Erdoğan va-t-il se réconcilier avec Assad ?
La réaction du gouvernement turc à l’attentat de Gaziantep est le signe qu’Ankara est en train de réviser sa stratégie syrienne, assure The Independent :
«Il est fascinant de constater, dans la liste des potentiels coupables [établie par le gouvernement turc], l’absence d’une institution que le président Erdoğan a tenté de détruire ces dernières années : le gouvernement syrien de Bachar Al-Assad. … L’amour retrouvé d’Erdoğan pour la 'petite mère Russie' a visiblement un prix. Lors de sa rencontre avec Erdoğan, le tsar Vladimir Poutine aura évoqué son propre penchant pour Assad et le rôle de la Turquie dans la tentative d’anéantir le gouvernement soutenu militairement par Moscou. Se pourrait-il que le sultan Erdoğan envisage de renouveler sa vieille amitié avec le 'lion de Damas' ? On peut penser que oui. … Après sa visite à Saint-Pétersbourg, Erdoğan semble réaliser que la Turquie doit réduire le nombre de ses ennemis.»

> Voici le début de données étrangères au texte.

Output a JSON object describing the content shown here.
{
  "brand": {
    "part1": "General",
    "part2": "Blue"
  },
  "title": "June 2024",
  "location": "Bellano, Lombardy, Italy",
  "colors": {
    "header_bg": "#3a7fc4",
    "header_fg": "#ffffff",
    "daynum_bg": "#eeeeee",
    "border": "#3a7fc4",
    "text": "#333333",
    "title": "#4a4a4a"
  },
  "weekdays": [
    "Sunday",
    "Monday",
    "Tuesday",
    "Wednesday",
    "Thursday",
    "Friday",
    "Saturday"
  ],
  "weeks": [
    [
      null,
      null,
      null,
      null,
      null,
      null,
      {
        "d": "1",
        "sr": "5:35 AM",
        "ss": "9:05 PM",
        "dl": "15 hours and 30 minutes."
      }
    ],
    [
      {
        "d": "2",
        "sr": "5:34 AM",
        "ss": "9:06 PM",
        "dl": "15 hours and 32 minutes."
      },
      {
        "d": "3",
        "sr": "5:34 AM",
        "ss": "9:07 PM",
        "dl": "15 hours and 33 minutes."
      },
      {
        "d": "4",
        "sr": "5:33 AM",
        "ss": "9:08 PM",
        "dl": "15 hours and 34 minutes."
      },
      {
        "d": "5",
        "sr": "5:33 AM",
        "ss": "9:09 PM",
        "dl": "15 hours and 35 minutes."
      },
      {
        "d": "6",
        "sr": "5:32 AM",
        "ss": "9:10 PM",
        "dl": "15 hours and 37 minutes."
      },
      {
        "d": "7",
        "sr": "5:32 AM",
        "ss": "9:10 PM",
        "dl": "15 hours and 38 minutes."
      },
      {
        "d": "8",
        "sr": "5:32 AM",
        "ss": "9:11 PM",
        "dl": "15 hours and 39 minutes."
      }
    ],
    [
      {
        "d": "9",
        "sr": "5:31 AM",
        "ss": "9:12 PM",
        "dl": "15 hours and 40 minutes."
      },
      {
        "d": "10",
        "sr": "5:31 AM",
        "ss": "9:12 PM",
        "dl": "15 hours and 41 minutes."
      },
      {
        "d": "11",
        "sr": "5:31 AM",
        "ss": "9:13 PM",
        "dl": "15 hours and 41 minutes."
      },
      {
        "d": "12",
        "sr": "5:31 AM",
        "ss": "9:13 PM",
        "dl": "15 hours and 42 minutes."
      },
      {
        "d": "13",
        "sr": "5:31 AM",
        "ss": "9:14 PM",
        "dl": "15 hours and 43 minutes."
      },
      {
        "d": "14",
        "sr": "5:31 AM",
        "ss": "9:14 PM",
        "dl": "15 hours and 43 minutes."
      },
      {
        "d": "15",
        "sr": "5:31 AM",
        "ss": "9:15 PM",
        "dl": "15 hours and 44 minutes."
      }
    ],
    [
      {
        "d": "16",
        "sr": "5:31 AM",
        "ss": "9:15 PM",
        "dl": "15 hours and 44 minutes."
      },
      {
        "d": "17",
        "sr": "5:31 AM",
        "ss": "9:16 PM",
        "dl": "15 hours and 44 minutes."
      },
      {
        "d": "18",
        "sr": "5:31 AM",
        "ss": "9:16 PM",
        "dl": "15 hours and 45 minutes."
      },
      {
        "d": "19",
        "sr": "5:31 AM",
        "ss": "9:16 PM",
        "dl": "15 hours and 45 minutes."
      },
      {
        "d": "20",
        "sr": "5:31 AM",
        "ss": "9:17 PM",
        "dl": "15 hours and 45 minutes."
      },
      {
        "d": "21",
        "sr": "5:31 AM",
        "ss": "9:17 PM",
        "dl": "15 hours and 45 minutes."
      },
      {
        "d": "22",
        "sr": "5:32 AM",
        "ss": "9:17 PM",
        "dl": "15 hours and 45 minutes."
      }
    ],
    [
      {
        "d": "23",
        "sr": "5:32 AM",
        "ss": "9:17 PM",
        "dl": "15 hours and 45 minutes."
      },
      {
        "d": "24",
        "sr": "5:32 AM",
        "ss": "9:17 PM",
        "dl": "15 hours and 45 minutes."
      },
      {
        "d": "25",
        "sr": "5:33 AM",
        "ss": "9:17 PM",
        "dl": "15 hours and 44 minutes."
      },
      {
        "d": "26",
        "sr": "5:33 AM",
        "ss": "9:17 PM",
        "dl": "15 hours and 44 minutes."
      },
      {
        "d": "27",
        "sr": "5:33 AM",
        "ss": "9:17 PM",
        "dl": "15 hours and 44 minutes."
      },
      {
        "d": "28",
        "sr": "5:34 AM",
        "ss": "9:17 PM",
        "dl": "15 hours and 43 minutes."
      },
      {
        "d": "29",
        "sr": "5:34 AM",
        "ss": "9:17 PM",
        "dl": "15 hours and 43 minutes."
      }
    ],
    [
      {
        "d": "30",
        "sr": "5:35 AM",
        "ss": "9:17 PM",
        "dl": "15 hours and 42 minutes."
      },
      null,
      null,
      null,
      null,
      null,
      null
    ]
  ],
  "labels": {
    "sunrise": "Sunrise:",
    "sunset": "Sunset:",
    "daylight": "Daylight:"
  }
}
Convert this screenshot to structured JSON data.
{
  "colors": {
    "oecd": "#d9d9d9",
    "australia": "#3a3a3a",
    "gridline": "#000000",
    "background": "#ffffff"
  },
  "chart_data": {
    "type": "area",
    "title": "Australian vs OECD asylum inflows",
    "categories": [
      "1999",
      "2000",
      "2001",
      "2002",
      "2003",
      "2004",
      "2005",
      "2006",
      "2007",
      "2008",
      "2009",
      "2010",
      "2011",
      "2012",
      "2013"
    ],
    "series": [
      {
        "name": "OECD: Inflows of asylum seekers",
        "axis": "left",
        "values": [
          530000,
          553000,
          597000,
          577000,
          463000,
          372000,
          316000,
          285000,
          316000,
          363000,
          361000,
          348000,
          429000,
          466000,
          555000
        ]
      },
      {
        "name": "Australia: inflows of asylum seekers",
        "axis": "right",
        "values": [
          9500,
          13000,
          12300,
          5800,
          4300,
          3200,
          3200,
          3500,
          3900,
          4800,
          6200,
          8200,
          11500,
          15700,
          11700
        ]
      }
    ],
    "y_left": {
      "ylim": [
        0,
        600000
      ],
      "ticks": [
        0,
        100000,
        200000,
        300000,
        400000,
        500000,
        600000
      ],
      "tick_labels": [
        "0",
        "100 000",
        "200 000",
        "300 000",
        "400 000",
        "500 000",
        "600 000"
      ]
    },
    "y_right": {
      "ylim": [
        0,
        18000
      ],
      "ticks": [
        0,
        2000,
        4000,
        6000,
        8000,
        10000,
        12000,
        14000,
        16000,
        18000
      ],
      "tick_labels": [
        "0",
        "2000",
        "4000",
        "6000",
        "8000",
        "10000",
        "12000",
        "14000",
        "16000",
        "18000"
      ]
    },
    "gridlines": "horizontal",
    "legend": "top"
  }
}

Le président responsable de l'instabilité
Après l'attentat, Erdoğan a assuré que les agresseurs ne parviendraient pas à monter les citoyens du pays les uns contre les autres. Une affirmation remise en cause par le quotidien Frankfurter Rundschau :
«Cet attentat brutal montre une fois de plus que la Turquie, prise en étau par le terrorisme de Daech et un état d'urgence national décrété à la fois contre le mouvement Gülen, qualifié d''ennemi public', et contre les groupes d'opposition kurdes, ne parvient pas à trouver le calme. La Turquie se trouve dans un état de quasi guerre civile, dans lequel même les lignes d'hostilité ne sont pas ouvertement connues. Ceci en partie est lié à la situation géopolitique du pays. La région frontalière turco-syrienne est une zone de conflit, perturbée par la guerre et par les conséquences de celle-ci. Mais l'affirmation hégémonique du président a aussi contribué de façon dramatique à déstabiliser le pays et à crisper la population. La sécurité intérieure de la Turquie a aussi été victime de la 'dictature de l'exaltation' établie par Erdoğan.»